À 31 ans, Jean-François Bérard est passé à l’histoire du Challenger.
À 31 ans, Jean-François Bérard est passé à l’histoire du Challenger.

Jean-François Bérard: «Ma médaille d’or à moi»

Vingt-cinq ans après le premier Challenger de tennis de Granby, Jean-François Bérard demeure le seul et unique joueur de la région à être parvenu à se qualifier pour le tournoi. En fait, il a réalisé l’exploit trois fois, soit en 2006, 2007 et 2011. Mais comme toujours, c’est la première fois qui a été la plus marquante…

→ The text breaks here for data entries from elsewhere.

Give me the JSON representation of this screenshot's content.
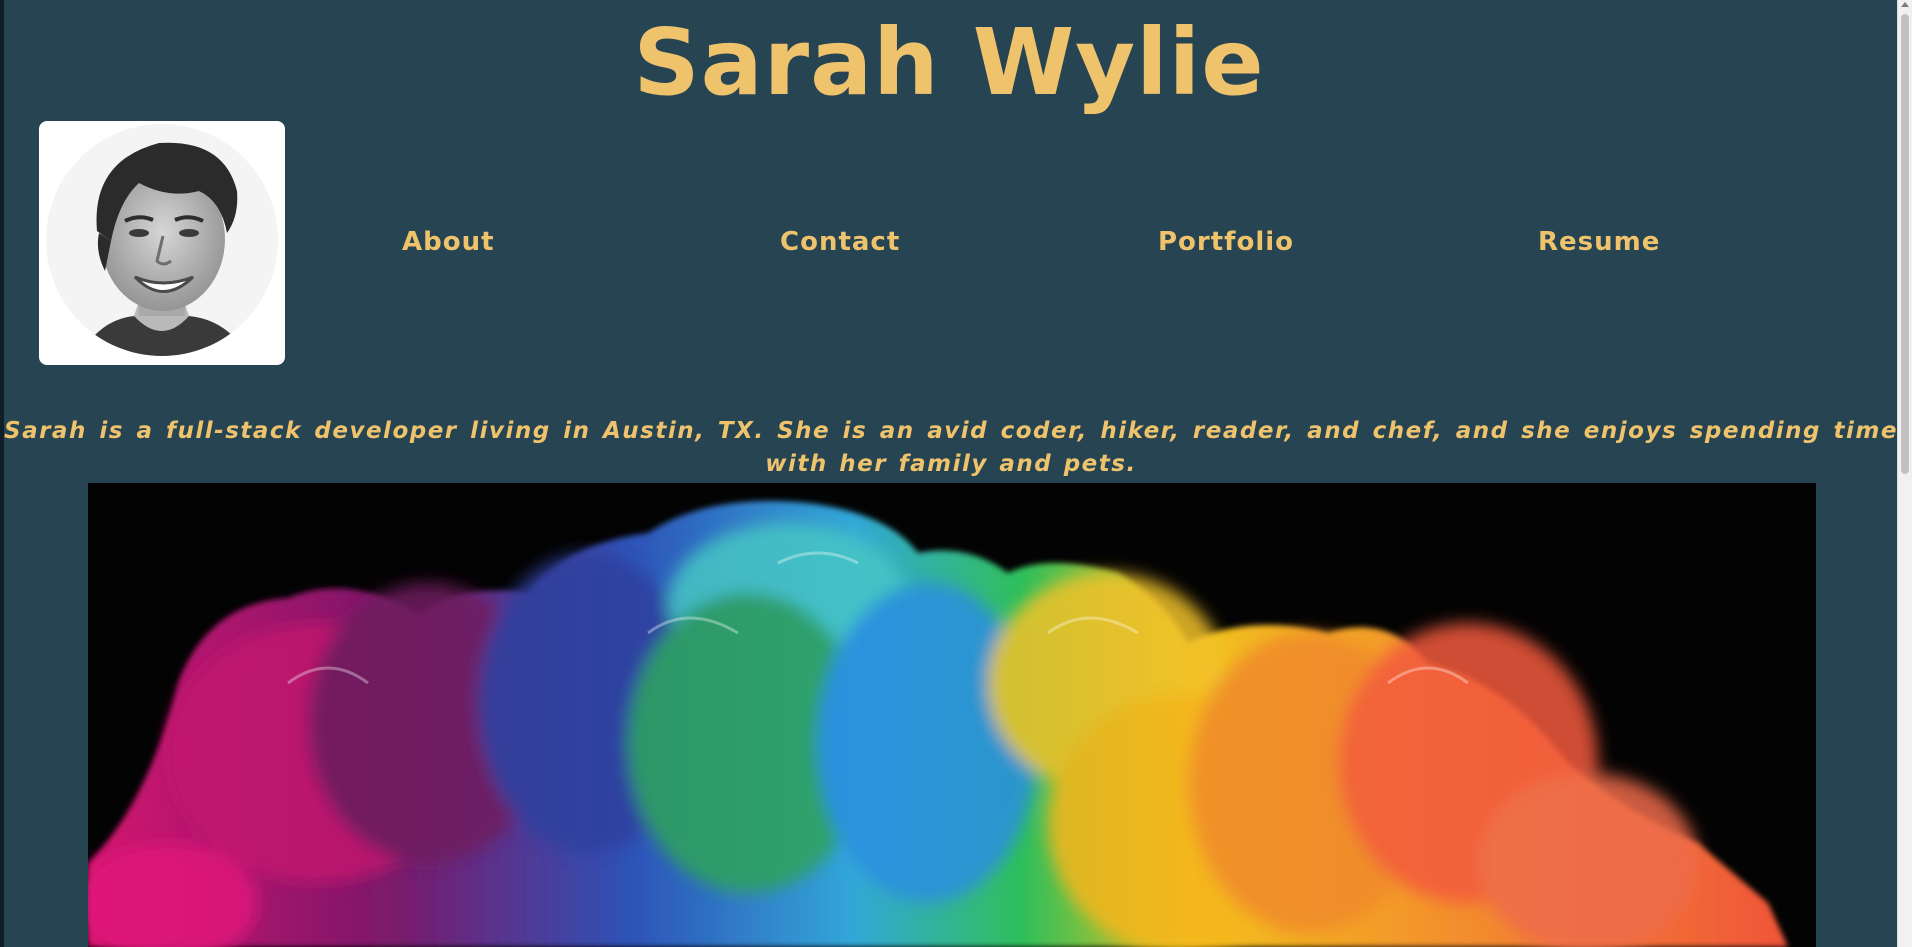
{
  "header": {
    "title": "Sarah Wylie"
  },
  "profile": {
    "avatar_alt": "Portrait of Sarah Wylie"
  },
  "nav": {
    "items": [
      {
        "label": "About"
      },
      {
        "label": "Contact"
      },
      {
        "label": "Portfolio"
      },
      {
        "label": "Resume"
      }
    ]
  },
  "bio": {
    "text": "Sarah is a full-stack developer living in Austin, TX. She is an avid coder, hiker, reader, and chef, and she enjoys spending time with her family and pets."
  },
  "hero": {
    "alt": "Colorful ink cloud on black background"
  },
  "colors": {
    "background": "#274453",
    "accent": "#efc36c"
  }
}
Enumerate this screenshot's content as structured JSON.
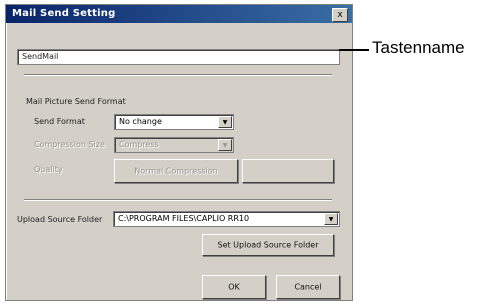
{
  "dialog": {
    "title": "Mail Send Setting",
    "close_label": "x",
    "name_field": {
      "value": "SendMail"
    },
    "group_title": "Mail Picture Send Format",
    "send_format": {
      "label": "Send Format",
      "value": "No change"
    },
    "size_row": {
      "label": "Compression Size",
      "value": "Compress"
    },
    "quality_row": {
      "label": "Quality",
      "value": "Normal Compression",
      "button_label": ""
    },
    "upload_folder": {
      "label": "Upload Source Folder",
      "value": "C:\\PROGRAM FILES\\CAPLIO RR10"
    },
    "set_upload_button": "Set Upload Source Folder",
    "ok_button": "OK",
    "cancel_button": "Cancel"
  },
  "callout": {
    "label": "Tastenname"
  }
}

« Vous me ramenez à de très, très beaux souvenirs, explique Bérard qui, en 2006, tentait de se qualifier pour la 11e fois. Clairement, on parle ici de moments que je compte parmi les plus beaux de ma vie. »

Bérard avait 31 ans lorsqu’il est passé à l’histoire du Challenger. Il jouait à l’époque le meilleur tennis de sa carrière, alors qu’il multipliait les qualifications lors des tournois de type Futures et qu’il a même atteint le deuxième tour du Challenger de Rimouski.

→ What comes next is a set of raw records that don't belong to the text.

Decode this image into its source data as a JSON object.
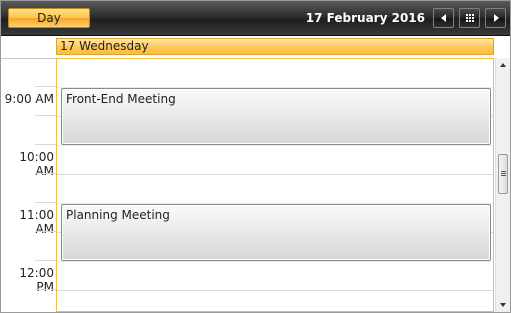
{
  "toolbar": {
    "view_label": "Day",
    "current_date": "17 February 2016"
  },
  "day": {
    "header": "17 Wednesday"
  },
  "time_labels": [
    "9:00 AM",
    "10:00 AM",
    "11:00 AM",
    "12:00 PM"
  ],
  "appointments": [
    {
      "title": "Front-End Meeting",
      "start": "9:00 AM",
      "end": "10:00 AM"
    },
    {
      "title": "Planning Meeting",
      "start": "11:00 AM",
      "end": "12:00 PM"
    }
  ],
  "icons": {
    "prev": "triangle-left-icon",
    "today": "calendar-grid-icon",
    "next": "triangle-right-icon",
    "scroll_up": "triangle-up-icon",
    "scroll_down": "triangle-down-icon"
  },
  "colors": {
    "accent": "#ffc24a",
    "header_bg": "#2f2f2f",
    "day_border": "#f0c040"
  }
}
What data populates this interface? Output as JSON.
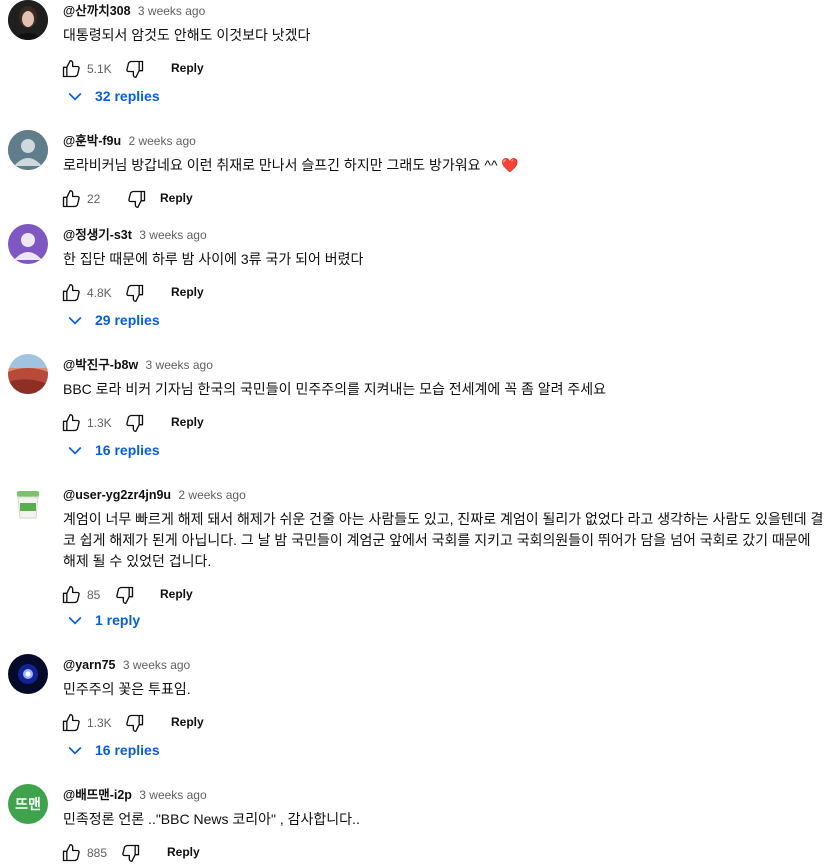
{
  "comments": [
    {
      "author": "@산까치308",
      "time": "3 weeks ago",
      "text": "대통령되서 암것도 안해도 이것보다 낫겠다",
      "likes": "5.1K",
      "reply_label": "Reply",
      "replies_label": "32 replies",
      "avatar": "photo-dark"
    },
    {
      "author": "@훈박-f9u",
      "time": "2 weeks ago",
      "text": "로라비커님 방갑네요 이런 취재로 만나서 슬프긴 하지만 그래도 방가워요 ^^ ❤️",
      "likes": "22",
      "reply_label": "Reply",
      "avatar": "default-gray"
    },
    {
      "author": "@정생기-s3t",
      "time": "3 weeks ago",
      "text": "한 집단 때문에 하루 밤 사이에 3류 국가 되어 버렸다",
      "likes": "4.8K",
      "reply_label": "Reply",
      "replies_label": "29 replies",
      "avatar": "default-purple"
    },
    {
      "author": "@박진구-b8w",
      "time": "3 weeks ago",
      "text": "BBC 로라 비커 기자님 한국의 국민들이 민주주의를 지켜내는 모습 전세계에 꼭 좀 알려 주세요",
      "likes": "1.3K",
      "reply_label": "Reply",
      "replies_label": "16 replies",
      "avatar": "landscape"
    },
    {
      "author": "@user-yg2zr4jn9u",
      "time": "2 weeks ago",
      "text": "계엄이 너무 빠르게 해제 돼서 해제가 쉬운 건줄 아는 사람들도 있고, 진짜로 계엄이 될리가 없었다 라고 생각하는 사람도 있을텐데 결코 쉽게 해제가 된게 아닙니다. 그 날 밤 국민들이 계엄군 앞에서 국회를 지키고 국회의원들이 뛰어가 담을 넘어 국회로 갔기 때문에 해제 될 수 있었던 겁니다.",
      "likes": "85",
      "reply_label": "Reply",
      "replies_label": "1 reply",
      "avatar": "yogurt-cup"
    },
    {
      "author": "@yarn75",
      "time": "3 weeks ago",
      "text": "민주주의 꽃은 투표임.",
      "likes": "1.3K",
      "reply_label": "Reply",
      "replies_label": "16 replies",
      "avatar": "blue-star"
    },
    {
      "author": "@배뜨맨-i2p",
      "time": "3 weeks ago",
      "text": "민족정론 언론 ..\"BBC News 코리아\" , 감사합니다..",
      "likes": "885",
      "reply_label": "Reply",
      "avatar": "text-badge",
      "avatar_text": "뜨맨"
    }
  ],
  "colors": {
    "link_blue": "#065fd4",
    "meta_gray": "#606060",
    "badge_green": "#3fa34d"
  }
}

En octobre 2007, il s’était hissé jusqu’au 877e rang mondial. Ce qui n’avait rien de banal pour un athlète qui jouait sur le circuit professionnel à temps très partiel seulement.

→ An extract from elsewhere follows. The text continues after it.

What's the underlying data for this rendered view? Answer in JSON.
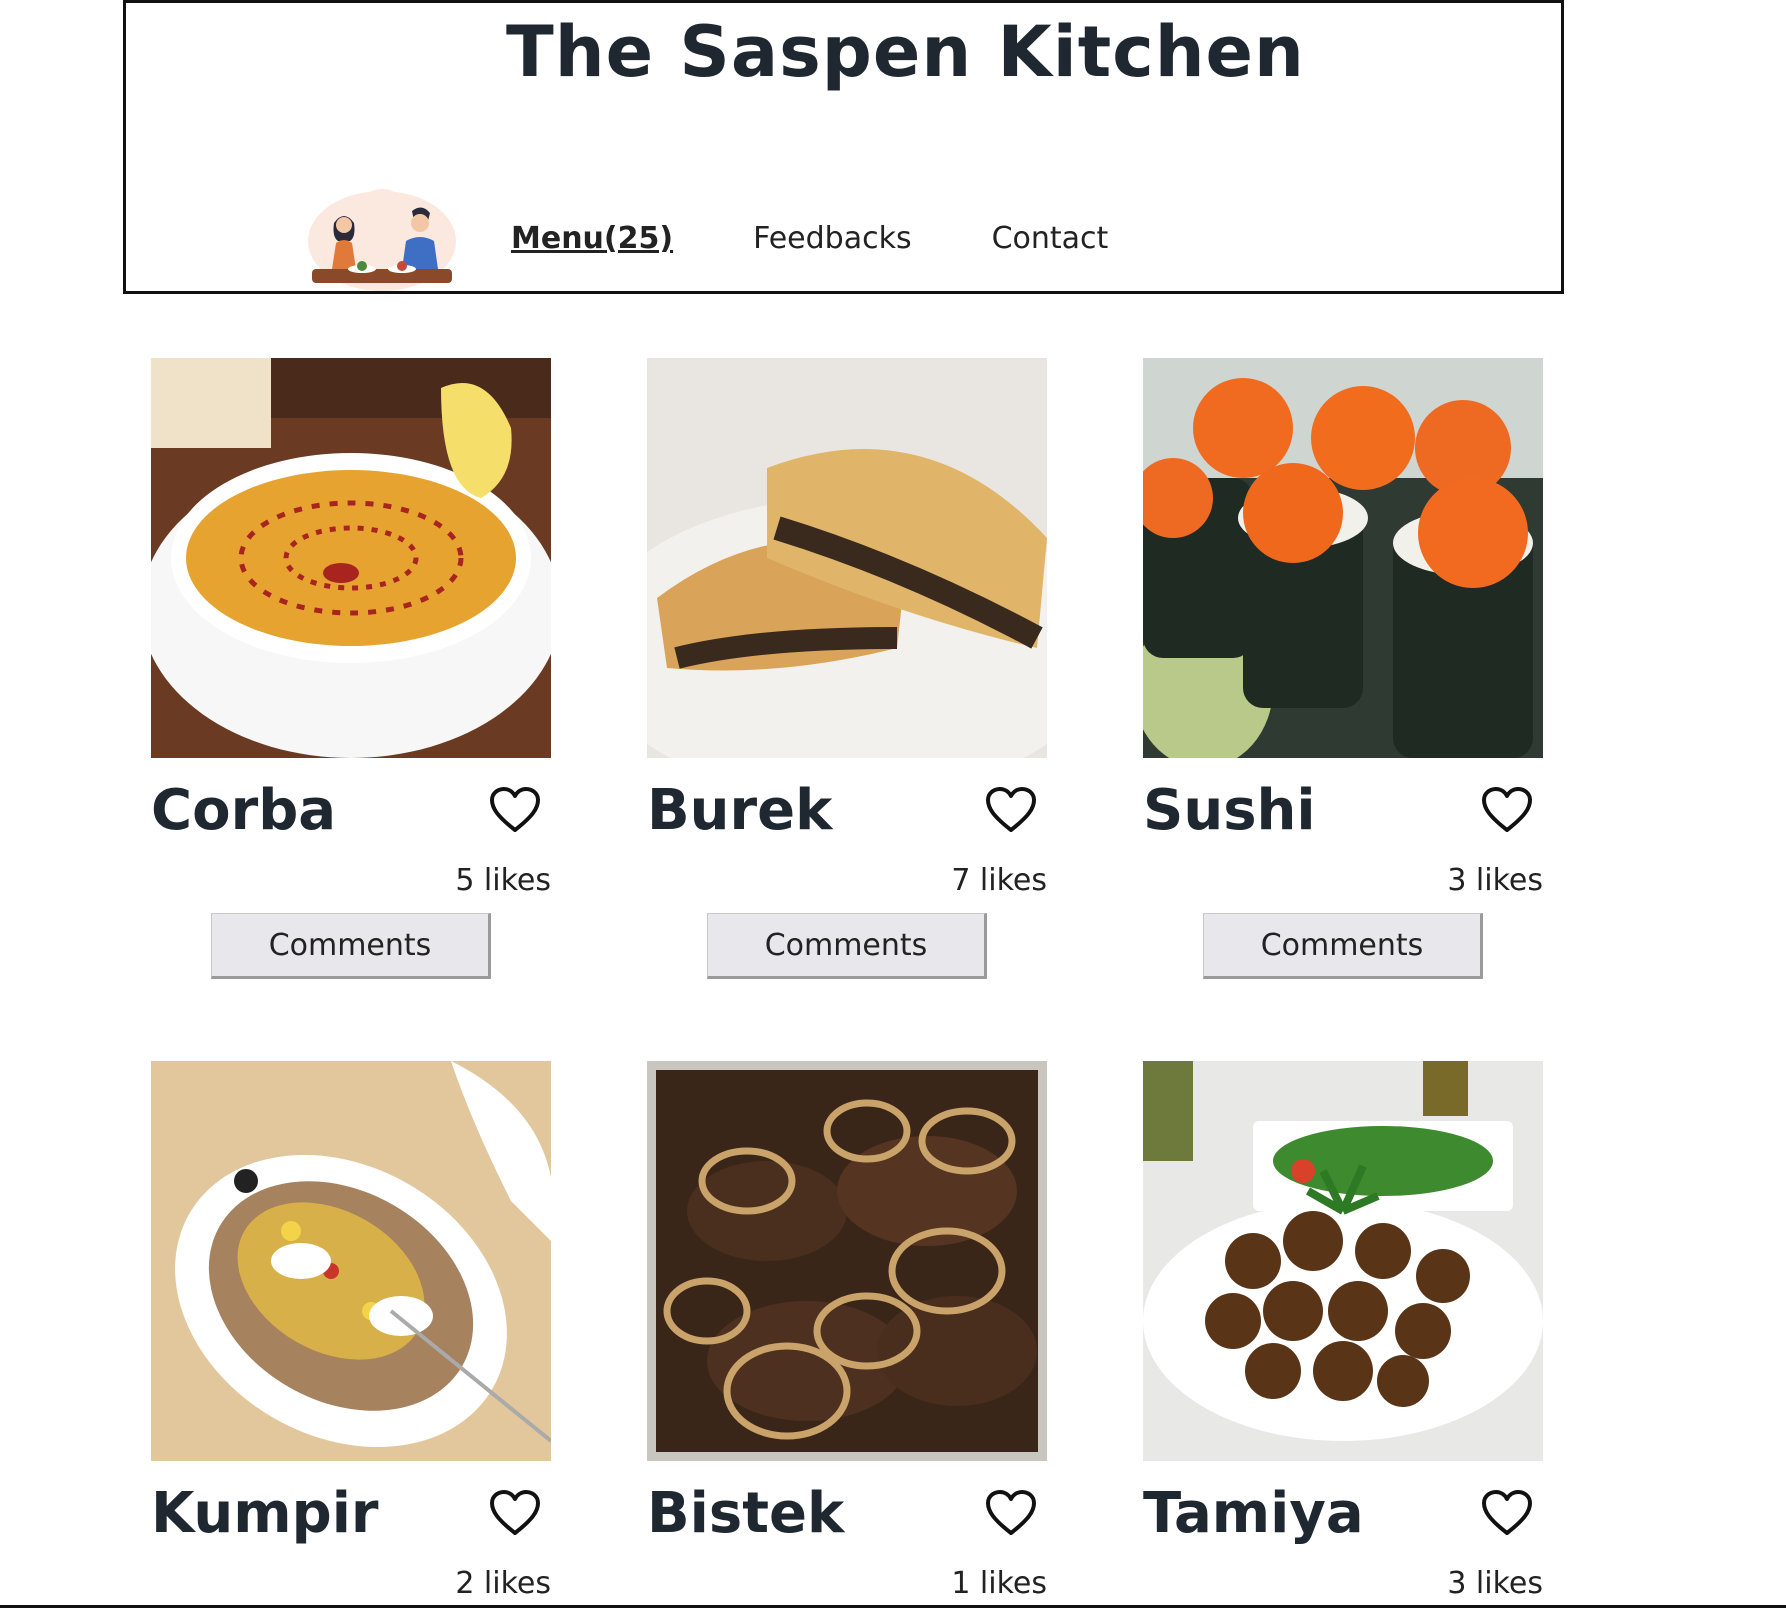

« Cette qualification au Challenger représentait tellement pour moi, reprend Bérard. Ce n’était pas une médaille d’or olympique, mais c’était ma médaille d’or à moi. J’avais tellement travaillé fort, j’avais tellement bûché pour en arriver là. »

La nouvelle avait évidemment fait la une de La Voix de l’Est. Et Bérard s’était attiré quantité d’éloges.

« Le nombre de téléphones et de courriels que j’avais reçus, c’était impressionnant », se souvient-il avec le sourire.

Bérard avait reçu les félicitations de Laurent Valiquette, alors président du comité organisateur du tournoi, à la suite de sa qualification.

Changement de style

Jean-François Bérard s’était pointé sur le site du Challenger, en cette fin de juillet 2006, avec en plan d’appliquer un nouveau style de jeu. Un style plus « agressif » concocté avec son entraîneur Daniel Veillette.

« L’idée, c’était d’aller au filet le plus rapidement possible », explique le Granbyen.

Au premier tour des qualifications, Bérard a aisément défait le Québécois Alexandre Lord-Andrade par 6-2 et 6-0. Mais au second, quelques heures plus tard, il avait rendez-vous avec une grosse pointure : l’Israélien Ishay Hadash, deuxième favori des qualifs.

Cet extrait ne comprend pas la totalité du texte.